We can visualize better in a graph form.
barplot(damageorder[1:10, 2], col = heat.colors(10), legend.text = damageorder[1:10,
1], ylab = "Dollars of damage", main = "Top 10 Natural Causes for DAMAGE")
barplot(cropdmgorder[1:10, 2], col = heat.colors(10), legend.text = cropdmgorder[1:10,
1], ylab = "Dollars of Crop damage", main = "Top 10 Natural Causes of Crop Damage")
We can see that both results have a different order. What if we added them all together ?
totaldmg <- merge(damageorder, cropdmgorder, by = "EVTYPE")
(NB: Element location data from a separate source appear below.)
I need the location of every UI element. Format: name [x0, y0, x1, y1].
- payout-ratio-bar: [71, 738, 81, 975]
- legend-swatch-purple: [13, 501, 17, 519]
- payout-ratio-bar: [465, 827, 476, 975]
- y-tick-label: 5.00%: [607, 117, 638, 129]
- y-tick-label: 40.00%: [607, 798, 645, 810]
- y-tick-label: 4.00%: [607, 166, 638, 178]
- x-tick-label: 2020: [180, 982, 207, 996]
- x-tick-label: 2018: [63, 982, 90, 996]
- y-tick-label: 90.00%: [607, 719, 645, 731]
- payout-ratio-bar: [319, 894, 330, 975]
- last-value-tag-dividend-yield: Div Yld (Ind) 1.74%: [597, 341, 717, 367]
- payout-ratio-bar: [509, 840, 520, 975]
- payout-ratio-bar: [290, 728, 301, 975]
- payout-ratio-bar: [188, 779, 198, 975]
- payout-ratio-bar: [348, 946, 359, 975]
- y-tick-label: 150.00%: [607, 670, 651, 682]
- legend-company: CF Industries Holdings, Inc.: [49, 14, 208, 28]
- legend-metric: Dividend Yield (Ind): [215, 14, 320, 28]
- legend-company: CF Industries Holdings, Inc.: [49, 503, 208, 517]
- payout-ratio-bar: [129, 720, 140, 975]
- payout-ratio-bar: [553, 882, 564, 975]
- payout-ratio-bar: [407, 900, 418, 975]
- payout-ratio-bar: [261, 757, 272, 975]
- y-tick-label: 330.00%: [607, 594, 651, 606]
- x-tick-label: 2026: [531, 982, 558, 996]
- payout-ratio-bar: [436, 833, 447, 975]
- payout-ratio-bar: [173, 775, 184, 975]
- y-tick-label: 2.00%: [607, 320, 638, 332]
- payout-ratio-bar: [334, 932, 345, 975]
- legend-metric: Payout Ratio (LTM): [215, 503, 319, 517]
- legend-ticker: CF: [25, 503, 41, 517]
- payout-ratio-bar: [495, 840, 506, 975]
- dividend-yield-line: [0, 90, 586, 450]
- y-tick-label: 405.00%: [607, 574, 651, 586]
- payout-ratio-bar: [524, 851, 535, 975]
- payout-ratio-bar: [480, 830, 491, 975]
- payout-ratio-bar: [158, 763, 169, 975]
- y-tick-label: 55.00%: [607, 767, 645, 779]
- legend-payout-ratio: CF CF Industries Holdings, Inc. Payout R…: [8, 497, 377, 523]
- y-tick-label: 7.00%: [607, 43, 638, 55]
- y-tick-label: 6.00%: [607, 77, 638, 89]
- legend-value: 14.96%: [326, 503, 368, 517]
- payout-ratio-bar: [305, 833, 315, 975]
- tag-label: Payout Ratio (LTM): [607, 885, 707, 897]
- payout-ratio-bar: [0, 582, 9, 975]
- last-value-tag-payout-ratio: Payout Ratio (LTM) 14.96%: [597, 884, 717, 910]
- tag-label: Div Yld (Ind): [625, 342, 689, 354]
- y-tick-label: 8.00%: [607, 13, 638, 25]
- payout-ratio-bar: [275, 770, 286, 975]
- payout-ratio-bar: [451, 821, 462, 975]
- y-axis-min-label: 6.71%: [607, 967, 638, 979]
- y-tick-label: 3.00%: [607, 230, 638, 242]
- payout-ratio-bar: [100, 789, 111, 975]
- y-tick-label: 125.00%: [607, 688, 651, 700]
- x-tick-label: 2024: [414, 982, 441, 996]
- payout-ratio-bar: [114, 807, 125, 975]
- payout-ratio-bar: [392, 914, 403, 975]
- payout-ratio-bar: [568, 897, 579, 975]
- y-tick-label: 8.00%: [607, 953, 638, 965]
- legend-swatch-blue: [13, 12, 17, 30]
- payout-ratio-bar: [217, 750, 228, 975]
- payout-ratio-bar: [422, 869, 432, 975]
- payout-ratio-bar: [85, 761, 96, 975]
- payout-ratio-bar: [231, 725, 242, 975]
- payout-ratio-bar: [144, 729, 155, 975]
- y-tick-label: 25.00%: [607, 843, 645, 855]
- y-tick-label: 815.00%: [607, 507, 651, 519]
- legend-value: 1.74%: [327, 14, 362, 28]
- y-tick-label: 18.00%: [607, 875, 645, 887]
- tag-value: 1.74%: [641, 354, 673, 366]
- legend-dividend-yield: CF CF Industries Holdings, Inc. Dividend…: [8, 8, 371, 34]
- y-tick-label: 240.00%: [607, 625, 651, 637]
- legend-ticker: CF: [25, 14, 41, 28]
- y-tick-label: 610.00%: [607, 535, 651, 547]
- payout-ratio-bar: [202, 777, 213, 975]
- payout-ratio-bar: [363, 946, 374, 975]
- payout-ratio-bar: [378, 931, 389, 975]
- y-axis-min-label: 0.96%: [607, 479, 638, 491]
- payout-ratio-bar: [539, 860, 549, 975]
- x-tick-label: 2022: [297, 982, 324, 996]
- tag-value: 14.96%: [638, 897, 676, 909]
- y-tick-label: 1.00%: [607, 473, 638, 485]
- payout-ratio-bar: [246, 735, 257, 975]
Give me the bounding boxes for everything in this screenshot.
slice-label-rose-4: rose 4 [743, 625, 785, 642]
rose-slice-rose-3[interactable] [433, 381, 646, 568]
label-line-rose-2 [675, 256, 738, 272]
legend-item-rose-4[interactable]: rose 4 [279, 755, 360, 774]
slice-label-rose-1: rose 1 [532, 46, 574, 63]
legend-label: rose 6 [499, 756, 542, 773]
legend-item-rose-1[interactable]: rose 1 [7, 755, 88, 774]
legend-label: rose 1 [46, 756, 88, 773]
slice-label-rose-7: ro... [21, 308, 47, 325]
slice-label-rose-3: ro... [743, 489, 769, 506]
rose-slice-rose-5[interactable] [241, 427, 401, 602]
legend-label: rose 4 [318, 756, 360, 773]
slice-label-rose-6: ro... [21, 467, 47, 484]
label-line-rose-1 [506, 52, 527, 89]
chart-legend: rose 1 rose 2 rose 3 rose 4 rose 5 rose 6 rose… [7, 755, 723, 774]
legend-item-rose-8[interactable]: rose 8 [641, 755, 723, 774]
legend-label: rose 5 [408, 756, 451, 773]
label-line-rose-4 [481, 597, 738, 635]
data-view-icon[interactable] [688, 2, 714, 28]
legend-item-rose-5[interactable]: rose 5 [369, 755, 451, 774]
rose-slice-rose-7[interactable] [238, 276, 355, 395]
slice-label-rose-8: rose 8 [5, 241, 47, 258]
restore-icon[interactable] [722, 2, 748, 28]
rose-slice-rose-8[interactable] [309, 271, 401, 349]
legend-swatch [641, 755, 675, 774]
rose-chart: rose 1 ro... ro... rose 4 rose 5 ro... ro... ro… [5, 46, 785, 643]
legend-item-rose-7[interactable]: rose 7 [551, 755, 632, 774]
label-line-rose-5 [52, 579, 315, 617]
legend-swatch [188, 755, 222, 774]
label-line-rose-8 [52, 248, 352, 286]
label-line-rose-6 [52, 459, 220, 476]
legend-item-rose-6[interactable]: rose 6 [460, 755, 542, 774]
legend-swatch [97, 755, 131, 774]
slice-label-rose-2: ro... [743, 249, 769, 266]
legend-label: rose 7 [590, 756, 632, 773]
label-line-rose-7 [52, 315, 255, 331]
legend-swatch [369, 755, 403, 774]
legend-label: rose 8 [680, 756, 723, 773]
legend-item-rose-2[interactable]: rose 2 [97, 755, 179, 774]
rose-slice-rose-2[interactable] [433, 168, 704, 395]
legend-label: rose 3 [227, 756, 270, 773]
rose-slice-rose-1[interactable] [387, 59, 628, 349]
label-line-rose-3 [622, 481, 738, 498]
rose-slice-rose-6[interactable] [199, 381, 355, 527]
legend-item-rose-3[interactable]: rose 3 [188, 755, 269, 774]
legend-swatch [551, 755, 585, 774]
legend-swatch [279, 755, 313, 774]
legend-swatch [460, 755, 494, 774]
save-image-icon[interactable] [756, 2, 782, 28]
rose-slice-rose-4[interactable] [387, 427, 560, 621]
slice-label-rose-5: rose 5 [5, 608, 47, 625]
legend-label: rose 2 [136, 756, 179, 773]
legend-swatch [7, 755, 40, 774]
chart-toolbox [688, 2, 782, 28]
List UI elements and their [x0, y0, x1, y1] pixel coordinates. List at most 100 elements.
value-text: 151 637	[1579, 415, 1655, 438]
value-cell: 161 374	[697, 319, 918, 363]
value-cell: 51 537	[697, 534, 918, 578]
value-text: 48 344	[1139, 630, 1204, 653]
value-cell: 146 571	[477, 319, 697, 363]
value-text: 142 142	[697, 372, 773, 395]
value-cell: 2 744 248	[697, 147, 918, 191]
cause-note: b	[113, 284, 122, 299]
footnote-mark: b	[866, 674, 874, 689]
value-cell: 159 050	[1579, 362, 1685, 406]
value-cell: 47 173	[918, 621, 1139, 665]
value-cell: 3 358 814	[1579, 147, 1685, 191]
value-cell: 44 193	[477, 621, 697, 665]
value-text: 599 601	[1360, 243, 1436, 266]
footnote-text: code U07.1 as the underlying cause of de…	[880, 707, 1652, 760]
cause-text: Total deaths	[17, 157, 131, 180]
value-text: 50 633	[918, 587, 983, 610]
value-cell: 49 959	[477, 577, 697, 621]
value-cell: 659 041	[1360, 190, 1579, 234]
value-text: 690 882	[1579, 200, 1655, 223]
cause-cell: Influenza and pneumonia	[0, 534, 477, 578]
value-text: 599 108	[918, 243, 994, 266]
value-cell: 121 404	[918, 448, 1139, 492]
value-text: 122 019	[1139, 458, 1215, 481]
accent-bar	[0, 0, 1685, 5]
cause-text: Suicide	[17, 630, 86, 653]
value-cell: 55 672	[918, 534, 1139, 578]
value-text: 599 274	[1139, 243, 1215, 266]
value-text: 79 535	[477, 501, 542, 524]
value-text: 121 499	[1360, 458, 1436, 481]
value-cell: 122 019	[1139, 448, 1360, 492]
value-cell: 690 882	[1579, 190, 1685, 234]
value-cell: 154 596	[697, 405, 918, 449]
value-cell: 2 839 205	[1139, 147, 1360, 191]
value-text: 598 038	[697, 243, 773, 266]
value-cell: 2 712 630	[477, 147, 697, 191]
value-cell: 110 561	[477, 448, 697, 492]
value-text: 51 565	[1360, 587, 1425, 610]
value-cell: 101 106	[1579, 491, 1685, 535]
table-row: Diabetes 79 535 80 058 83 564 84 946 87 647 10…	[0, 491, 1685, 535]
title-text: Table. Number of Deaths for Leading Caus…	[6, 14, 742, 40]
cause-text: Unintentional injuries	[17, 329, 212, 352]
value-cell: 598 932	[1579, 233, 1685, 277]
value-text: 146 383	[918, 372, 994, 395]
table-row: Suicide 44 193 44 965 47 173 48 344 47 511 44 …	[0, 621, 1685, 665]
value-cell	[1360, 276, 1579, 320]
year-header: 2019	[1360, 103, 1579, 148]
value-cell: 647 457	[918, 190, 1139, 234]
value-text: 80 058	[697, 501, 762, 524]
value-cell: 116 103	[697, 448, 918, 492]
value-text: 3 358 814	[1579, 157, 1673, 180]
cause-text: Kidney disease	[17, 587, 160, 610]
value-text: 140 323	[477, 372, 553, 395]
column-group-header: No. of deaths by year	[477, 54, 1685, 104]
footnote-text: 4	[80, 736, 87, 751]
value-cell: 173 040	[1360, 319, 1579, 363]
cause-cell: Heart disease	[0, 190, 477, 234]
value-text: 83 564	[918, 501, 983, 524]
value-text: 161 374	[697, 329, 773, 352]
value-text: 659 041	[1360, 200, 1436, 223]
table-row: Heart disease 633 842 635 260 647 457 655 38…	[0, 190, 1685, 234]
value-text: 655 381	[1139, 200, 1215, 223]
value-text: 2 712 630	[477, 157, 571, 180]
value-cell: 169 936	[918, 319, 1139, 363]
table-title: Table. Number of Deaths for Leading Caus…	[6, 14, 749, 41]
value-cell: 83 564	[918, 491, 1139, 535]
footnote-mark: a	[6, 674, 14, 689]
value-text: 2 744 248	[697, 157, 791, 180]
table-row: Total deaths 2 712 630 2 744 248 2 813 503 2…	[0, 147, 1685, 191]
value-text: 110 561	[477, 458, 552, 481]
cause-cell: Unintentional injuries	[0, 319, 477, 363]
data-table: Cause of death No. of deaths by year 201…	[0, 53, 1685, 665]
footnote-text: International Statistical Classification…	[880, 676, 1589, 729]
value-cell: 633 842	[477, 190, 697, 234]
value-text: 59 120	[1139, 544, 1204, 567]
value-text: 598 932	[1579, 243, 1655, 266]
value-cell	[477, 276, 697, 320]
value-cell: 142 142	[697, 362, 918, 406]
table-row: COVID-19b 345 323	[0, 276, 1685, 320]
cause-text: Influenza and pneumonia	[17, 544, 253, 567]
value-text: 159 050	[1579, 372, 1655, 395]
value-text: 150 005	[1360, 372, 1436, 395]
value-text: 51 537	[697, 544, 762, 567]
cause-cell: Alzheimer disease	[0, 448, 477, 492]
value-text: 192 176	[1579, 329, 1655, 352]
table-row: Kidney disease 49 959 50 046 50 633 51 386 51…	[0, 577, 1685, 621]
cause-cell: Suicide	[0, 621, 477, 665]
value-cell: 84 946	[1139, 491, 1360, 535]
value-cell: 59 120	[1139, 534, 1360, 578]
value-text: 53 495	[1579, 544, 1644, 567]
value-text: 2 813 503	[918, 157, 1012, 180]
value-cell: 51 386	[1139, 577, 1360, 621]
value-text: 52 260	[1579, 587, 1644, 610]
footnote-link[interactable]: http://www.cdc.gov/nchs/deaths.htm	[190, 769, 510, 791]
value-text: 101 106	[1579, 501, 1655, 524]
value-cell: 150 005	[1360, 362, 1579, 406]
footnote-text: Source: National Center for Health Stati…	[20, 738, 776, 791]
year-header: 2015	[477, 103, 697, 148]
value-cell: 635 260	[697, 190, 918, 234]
totaldmg$total = totaldmg$PROPDMG + totaldmg$CROPDMG
totaldmgorder <- totaldmg[order(totaldmg$total, decreasing = TRUE), ]
totaldmgorder[1:5, ]
## EVTYPE PROPDMG CROPDMG total
## 19 FLOOD 149776655307 10691427450 160468082757
## 52 HURRICANE-TYPHOON 81174159010 5349782800 86523941810
## 82 TORNADO 56937160779 414953270 57352114049
## 66 STORM SURGE 43323536000 5000 43323541000
## 31 HAIL 15732267048 3025954473 18758221521
That is a lot of damage. We have determine the most harmfull of natural disasters, causing death, injury, and economic consequences. Interesting would be to see how that damage has changed along the time, my guess is that it will increase with global warming, being more dangerous than ever.